Five Points, Vol. 18 No. 1

Spring 2017

From Mark Jarman: "I suppose a painting, a hummingbird, a kestrel, or a cormorant, as I approached any of them, is an object for meditation and an occasion for making a poem that will put the meditation into words."

Sample Content

Alice Hoffman
In Pieces

I was broken apart, scattered in the woods. There was an axe, there was a cry, and then everything was cold. A hawk took two fingers and flew away. The cold was seeping into what was left of me. I knew I must gather myself together or I would disappear. I would be grass and weeds. I would be taken up by the wind. I wasn’t ready for that. There was something I had yet to do. Luckily, I had a needle and black string in my pocket. I sewed myself back together, minus the fingers. I didn’t believe in revenge until the moment when the ax was raised against me. I didn’t know how hot my blood would be. Now it was burning. When I was together again I was a flame.

I followed the path back into the city. There was a trail of tears I myself had cried. Each one had burned through the grass. I went into the entryway of the hall that was made of white stones. The stones could speak if you asked the right question. I asked Why? and the stones were silent. I asked Why not? and they answered. Go forward.

The man who killed me was at a long table, drinking something that would allow him to dismiss me as ghost. But I wasn’t. I was the woman who had been in his bed, built his house, given birth to his children, baked his bread. But I was ugly. No one wanted to look at me, so how could he be blamed for what he did?

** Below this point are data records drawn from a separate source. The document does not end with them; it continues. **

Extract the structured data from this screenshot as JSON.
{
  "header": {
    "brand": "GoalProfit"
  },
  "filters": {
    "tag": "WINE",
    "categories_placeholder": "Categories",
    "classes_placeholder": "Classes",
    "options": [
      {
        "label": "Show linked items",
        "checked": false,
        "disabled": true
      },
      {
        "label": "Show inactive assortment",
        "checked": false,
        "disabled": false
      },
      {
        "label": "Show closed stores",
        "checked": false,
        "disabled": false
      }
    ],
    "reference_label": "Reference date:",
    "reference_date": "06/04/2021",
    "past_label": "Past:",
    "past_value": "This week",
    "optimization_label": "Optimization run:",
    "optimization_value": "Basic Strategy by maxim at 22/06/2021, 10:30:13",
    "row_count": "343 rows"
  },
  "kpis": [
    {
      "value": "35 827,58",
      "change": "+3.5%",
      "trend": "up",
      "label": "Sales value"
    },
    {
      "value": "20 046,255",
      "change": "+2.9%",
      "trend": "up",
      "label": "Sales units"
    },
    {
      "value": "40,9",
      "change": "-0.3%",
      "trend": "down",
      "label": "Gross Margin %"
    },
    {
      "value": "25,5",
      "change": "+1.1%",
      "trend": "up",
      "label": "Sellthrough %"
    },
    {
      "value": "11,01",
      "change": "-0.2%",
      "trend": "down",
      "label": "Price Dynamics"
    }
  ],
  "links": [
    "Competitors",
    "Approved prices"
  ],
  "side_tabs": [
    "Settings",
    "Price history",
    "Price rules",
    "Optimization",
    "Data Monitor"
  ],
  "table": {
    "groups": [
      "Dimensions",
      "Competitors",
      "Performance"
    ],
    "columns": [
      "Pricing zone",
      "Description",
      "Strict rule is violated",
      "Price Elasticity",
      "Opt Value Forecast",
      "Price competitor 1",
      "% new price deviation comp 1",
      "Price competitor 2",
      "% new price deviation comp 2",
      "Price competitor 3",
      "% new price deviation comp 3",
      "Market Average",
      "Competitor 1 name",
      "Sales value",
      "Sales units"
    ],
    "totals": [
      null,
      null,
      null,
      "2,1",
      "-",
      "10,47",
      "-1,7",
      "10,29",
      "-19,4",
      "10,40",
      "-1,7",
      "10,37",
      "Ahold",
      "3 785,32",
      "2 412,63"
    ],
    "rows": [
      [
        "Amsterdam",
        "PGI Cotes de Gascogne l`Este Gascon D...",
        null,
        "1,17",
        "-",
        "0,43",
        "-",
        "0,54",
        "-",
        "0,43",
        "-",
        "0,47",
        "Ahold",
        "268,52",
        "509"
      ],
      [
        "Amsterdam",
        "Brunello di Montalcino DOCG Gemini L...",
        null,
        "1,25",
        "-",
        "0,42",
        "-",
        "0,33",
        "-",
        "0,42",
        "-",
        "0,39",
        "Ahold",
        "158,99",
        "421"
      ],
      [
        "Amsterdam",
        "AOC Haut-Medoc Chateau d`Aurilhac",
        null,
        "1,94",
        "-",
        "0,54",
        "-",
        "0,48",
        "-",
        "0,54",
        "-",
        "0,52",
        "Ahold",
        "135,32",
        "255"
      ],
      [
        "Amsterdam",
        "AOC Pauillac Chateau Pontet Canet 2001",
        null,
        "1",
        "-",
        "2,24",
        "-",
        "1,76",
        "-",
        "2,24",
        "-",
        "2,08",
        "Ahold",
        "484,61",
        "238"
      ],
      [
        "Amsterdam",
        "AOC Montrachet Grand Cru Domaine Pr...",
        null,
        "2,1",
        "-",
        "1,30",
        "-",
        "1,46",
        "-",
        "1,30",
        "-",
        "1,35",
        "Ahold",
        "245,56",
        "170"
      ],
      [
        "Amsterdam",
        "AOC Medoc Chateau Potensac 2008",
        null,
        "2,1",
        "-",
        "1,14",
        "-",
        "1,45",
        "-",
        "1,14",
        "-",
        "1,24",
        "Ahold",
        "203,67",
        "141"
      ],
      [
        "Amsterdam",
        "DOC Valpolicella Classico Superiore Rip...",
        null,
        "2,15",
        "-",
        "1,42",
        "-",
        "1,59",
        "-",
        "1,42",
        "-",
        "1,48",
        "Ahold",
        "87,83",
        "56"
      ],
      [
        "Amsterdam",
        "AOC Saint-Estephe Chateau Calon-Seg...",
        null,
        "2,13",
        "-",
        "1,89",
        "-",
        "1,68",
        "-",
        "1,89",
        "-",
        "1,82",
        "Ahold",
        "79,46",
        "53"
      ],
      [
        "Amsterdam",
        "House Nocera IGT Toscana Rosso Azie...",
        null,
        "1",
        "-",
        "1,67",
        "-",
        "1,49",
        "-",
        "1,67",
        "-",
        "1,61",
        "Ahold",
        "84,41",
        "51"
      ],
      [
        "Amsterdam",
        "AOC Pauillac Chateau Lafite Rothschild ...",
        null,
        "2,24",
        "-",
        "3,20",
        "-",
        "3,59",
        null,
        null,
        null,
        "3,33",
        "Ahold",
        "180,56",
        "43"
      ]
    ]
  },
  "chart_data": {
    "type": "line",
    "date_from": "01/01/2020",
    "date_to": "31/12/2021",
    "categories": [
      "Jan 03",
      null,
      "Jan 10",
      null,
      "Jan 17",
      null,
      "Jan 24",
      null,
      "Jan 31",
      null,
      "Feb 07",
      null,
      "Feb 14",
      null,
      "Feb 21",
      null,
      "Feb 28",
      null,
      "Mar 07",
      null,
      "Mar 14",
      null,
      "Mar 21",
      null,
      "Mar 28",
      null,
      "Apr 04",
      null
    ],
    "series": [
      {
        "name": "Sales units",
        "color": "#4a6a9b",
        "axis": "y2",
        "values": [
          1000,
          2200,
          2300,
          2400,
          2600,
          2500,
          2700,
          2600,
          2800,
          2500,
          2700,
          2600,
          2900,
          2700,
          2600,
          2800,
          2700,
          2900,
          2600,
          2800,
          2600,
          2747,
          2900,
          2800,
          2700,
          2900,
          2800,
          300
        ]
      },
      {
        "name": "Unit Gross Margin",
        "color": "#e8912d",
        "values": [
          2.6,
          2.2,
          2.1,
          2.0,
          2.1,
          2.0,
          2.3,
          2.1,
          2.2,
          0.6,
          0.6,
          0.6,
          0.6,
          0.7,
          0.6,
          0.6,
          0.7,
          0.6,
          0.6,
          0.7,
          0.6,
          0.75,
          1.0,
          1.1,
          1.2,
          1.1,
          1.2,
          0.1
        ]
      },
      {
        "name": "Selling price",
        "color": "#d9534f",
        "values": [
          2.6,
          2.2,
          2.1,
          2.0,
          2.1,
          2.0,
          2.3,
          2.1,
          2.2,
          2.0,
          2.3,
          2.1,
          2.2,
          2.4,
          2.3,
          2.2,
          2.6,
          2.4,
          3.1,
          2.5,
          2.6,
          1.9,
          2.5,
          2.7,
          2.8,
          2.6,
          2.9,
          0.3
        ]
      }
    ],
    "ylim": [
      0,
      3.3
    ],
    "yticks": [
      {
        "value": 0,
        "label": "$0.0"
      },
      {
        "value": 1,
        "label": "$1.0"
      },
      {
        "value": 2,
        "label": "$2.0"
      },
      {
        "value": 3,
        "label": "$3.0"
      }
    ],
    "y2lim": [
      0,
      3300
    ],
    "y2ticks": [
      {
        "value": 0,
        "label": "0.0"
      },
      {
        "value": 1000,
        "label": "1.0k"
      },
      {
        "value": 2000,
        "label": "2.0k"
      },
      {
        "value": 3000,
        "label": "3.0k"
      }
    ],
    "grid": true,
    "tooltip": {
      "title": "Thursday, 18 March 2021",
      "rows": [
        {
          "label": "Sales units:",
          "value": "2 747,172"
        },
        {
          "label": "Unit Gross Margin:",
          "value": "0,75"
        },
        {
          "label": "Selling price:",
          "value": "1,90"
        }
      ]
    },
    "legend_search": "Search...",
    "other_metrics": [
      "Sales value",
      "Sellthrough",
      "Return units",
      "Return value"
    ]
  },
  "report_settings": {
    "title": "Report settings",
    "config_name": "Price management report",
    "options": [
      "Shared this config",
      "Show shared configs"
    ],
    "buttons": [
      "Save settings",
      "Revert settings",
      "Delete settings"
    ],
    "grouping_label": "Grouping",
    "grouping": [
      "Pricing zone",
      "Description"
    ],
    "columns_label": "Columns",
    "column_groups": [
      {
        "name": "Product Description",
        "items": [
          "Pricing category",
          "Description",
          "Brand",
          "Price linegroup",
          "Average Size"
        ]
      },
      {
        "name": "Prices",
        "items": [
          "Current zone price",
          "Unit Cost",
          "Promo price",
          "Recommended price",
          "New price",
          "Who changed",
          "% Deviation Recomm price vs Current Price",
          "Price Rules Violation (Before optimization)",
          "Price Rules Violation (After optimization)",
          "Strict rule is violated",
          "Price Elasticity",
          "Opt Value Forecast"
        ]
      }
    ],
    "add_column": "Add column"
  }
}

He was rid of me, and on to the next.

I had always worn a hood so that people wouldn’t laugh or run away. Not anymore. The hood was torn apart and became bright thread used for birds’ nests. Because I had stitched myself together and was designed by my own hand I didn’t have to look in a mirror to know I was beautiful. But being so meant nothing to me, only that I could walk into the hall where he was and not have people know me for who I once was. I was the woman who was foolish enough to follow him into the woods when he told me he had a secret to tell me. The secret had no words, of course. I had to be shown. It should have been simple, but when he left me there, I refused to die.

He was the same, yet different. To be honest, so was I. Black thread is strong, it doesn’t break, it’s invisible to the naked eye, it’s not as tragic as flesh. It made me into everything I had to be. People say look away, forgive, but that is difficult to do when your eyes have rolled into the tall grass. They say turn the other cheek, but when you are sliced into pieces, that is no longer possible. There is only one path. On that path you must gather together those things other people would consider broken bits. A hand, an eye, a heart. Put them in a basket and carry them home. Once you do you’ll know how vengeance feels: like a hawk in the sky with two fingers in its beak, like a wave that can only go forward, like the terror of someone who knows there aren’t any ghosts, only a woman who returns, who sews herself together with black thread, who knows where the axe is kept.